If Roche delivers the best surprise, Lisa Walsh’s delightful The Tingle delivers the bulk of the humour in a wonderfully smart tale of two damaged souls in the middle of life searching for a new direction. Looking on Tinder for someone to share that new direction with. Throughout, Walsh’s beautifully observed characters amble comfortably through what are essentially unforced monologues, as well as sparse, exacting dialogue, with Walsh showing a deft touch in terms of directness and humour. Something director Hillary Dziminski delivers on, eliciting strong performances from a wonderful Deborah Wiseman and a superbly American Michael Bates, both ably supported by an impressive Jed Murray. Indeed, whatever the shortcomings of I’m Away Now, Thanks, Dziminski’s direction proves whole other level here in this wonderfully charming tale.
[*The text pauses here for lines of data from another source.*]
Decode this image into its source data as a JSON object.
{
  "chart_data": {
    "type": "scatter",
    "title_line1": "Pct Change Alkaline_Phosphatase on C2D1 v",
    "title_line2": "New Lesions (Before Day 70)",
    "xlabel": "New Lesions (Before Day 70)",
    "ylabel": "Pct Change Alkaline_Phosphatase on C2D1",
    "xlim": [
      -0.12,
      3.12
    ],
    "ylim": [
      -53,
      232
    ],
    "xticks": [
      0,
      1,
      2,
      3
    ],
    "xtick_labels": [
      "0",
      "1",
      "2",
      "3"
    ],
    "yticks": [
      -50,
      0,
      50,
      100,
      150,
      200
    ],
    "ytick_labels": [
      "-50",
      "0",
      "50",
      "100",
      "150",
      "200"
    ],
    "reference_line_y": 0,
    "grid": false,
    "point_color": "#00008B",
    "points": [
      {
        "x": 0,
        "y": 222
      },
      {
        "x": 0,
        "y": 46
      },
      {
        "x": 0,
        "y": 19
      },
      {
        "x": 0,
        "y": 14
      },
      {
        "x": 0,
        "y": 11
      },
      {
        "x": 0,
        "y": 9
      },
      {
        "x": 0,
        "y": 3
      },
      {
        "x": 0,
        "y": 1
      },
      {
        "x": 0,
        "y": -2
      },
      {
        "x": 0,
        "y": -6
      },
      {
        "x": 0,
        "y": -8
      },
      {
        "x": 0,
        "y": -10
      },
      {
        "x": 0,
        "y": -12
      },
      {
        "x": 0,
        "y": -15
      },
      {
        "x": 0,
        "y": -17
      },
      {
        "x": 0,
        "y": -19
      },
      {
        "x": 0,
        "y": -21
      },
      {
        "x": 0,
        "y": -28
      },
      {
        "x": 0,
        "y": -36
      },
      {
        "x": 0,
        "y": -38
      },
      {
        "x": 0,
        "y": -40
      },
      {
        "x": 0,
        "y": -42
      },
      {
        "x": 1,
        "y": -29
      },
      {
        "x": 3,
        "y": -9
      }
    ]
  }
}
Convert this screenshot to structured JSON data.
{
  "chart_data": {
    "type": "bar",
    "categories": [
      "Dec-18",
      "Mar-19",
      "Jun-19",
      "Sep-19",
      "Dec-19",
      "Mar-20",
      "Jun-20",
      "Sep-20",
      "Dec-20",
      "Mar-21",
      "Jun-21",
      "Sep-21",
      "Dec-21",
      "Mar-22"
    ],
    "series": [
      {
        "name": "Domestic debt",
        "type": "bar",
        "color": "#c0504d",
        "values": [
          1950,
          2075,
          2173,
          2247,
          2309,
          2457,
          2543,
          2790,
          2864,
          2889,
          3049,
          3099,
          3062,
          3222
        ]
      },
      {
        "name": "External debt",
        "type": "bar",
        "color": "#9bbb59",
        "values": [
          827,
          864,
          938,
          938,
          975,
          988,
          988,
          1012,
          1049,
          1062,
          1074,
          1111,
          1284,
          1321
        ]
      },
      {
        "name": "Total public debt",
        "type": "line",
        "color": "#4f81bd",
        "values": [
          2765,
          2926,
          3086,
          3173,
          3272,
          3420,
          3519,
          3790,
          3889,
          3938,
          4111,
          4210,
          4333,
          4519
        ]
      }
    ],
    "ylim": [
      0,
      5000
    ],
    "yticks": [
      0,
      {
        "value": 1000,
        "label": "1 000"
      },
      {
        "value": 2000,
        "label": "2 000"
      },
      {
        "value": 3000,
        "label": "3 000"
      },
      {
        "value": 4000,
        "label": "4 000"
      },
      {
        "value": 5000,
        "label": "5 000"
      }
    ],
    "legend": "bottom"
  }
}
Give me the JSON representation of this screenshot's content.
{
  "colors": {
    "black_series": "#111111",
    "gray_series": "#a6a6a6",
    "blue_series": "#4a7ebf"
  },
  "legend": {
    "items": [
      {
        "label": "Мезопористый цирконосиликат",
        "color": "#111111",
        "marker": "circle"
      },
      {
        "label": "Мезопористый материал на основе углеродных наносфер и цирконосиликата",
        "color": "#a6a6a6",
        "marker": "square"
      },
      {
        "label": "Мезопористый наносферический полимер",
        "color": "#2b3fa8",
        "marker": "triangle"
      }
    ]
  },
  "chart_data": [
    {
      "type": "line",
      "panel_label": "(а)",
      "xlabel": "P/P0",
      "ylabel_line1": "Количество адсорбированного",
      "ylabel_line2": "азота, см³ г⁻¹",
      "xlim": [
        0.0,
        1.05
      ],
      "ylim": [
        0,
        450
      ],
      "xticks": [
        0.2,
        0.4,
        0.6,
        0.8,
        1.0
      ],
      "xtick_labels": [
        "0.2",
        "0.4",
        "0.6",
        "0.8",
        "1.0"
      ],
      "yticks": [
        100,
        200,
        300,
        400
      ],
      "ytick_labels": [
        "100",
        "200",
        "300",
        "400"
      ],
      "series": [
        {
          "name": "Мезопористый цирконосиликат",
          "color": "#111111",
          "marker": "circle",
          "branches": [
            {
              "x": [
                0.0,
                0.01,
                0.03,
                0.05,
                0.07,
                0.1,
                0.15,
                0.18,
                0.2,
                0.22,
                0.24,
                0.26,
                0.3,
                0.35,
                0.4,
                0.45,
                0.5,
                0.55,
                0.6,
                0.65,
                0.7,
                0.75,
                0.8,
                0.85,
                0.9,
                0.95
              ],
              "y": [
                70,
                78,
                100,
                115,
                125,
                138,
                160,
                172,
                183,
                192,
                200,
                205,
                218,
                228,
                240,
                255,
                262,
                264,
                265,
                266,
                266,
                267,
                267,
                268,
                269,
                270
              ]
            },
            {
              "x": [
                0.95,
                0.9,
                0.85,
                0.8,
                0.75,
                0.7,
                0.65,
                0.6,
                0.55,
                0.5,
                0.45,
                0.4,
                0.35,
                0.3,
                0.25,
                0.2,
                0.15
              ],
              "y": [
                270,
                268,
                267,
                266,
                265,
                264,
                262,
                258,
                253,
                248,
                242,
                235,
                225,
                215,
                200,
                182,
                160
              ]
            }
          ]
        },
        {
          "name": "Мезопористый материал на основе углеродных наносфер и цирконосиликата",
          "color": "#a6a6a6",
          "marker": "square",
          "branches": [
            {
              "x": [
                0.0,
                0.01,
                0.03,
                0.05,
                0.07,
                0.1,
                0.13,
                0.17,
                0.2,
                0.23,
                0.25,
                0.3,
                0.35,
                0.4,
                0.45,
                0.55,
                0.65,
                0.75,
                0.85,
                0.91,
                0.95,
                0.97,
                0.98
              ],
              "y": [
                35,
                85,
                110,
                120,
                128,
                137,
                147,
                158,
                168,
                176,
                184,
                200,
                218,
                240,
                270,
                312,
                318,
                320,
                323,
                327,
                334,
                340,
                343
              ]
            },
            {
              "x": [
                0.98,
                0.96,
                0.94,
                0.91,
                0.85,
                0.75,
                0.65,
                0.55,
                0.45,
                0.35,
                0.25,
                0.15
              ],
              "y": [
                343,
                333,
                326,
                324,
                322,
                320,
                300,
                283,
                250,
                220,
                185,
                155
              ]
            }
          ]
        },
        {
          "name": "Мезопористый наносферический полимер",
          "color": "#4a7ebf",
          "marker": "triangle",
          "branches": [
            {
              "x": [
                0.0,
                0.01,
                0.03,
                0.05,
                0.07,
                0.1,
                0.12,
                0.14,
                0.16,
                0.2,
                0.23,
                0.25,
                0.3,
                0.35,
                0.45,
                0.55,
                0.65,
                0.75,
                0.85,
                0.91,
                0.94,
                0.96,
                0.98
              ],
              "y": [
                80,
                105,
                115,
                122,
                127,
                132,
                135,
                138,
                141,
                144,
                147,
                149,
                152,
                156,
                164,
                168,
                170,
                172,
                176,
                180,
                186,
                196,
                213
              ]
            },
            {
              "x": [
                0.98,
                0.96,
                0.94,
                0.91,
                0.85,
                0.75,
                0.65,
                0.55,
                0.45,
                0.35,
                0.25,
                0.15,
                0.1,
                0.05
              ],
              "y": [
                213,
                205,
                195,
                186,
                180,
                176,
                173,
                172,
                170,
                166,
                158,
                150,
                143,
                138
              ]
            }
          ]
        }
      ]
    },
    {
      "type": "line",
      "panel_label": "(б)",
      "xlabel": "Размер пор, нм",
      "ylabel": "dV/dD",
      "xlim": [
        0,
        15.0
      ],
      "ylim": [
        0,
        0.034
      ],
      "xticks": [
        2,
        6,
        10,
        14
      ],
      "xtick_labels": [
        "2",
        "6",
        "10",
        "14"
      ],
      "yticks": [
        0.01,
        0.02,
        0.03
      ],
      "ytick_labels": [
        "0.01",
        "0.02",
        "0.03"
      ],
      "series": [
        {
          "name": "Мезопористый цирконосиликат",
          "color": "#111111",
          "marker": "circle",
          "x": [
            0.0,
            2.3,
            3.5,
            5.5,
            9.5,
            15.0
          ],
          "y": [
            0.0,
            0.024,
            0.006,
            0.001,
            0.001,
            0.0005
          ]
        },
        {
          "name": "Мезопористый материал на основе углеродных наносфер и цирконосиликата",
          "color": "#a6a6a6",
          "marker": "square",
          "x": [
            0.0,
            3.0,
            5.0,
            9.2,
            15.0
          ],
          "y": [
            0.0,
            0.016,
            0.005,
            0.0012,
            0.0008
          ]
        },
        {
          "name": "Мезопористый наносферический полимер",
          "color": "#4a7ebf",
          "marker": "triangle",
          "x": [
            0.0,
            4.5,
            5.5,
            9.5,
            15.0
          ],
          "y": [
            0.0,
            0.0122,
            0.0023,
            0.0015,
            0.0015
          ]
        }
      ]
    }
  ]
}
As is always the case with The Corps Ensemble, you can be pretty sure acting will always be of the highest calibre. Yet knowing that still doesn’t prepare you for an emotionally devastating Mary Murray in Gary Duggan’s gorgeously, irresistibly, and unforgettably wonderful A Christmas Matter. Not that Murray’s co-star, Edwin Mullane, is by any means a slouch, even if a deliciously supporting Neill Fleming risks upstaging everyone. In Duggan’s festive tale of a married couple reflecting on their life together while they wait in A&E for news of their son, Murray’s unheard cries of desolation are perfectly foiled by Mullane’s well meaning, hopelessly romantic husband who believes everything is all right. Conveying a Capra-like fondness for the lives of simple people, Duggan delivers a lovely and loving script laced with wonderfully observed details. Indeed, you’ll be hard pressed to find a box of Roses put to better theatrical use. Even Aoife Honohan’s doctor proves perfectly detailed during her brief cameo. All of which is masterfully directed by Jed Murray. But watch yourself once Mary Murray gets into gear. For Murray will play with your heartstrings till you won’t know whether to laugh or cry in a soul riveting performance. And there is nothing you can do to stop her.
A seasonal selection of six theatrical tapas, showing a lot of sitting, drinking, and an awful lot more talking than physical action, "Christmas Craicers" finds The Corps Ensemble ending the year on a strong, if sometimes ragged note. If "Christmas Craicers" enjoys a punk like, ramshackle, pub theatre vibe that suits it at times, it doesn’t always jingle all the bells. Yet those it does ring, it does so brilliantly. Including an absolute cracker by Gary Duggan that’s saturated with seasonal joy. A Christmas play so utterly festive it deserves to become a Christmas classic. For this, and for five other festive reasons, go treat yourself to some delightful "Christmas Craicers.”
"Christmas Craicers,” six short festive plays presented by The Corps Ensemble, runs at The Bohemian Theatre, above Mc Geough’s Pub, Phibsboro, until December 7.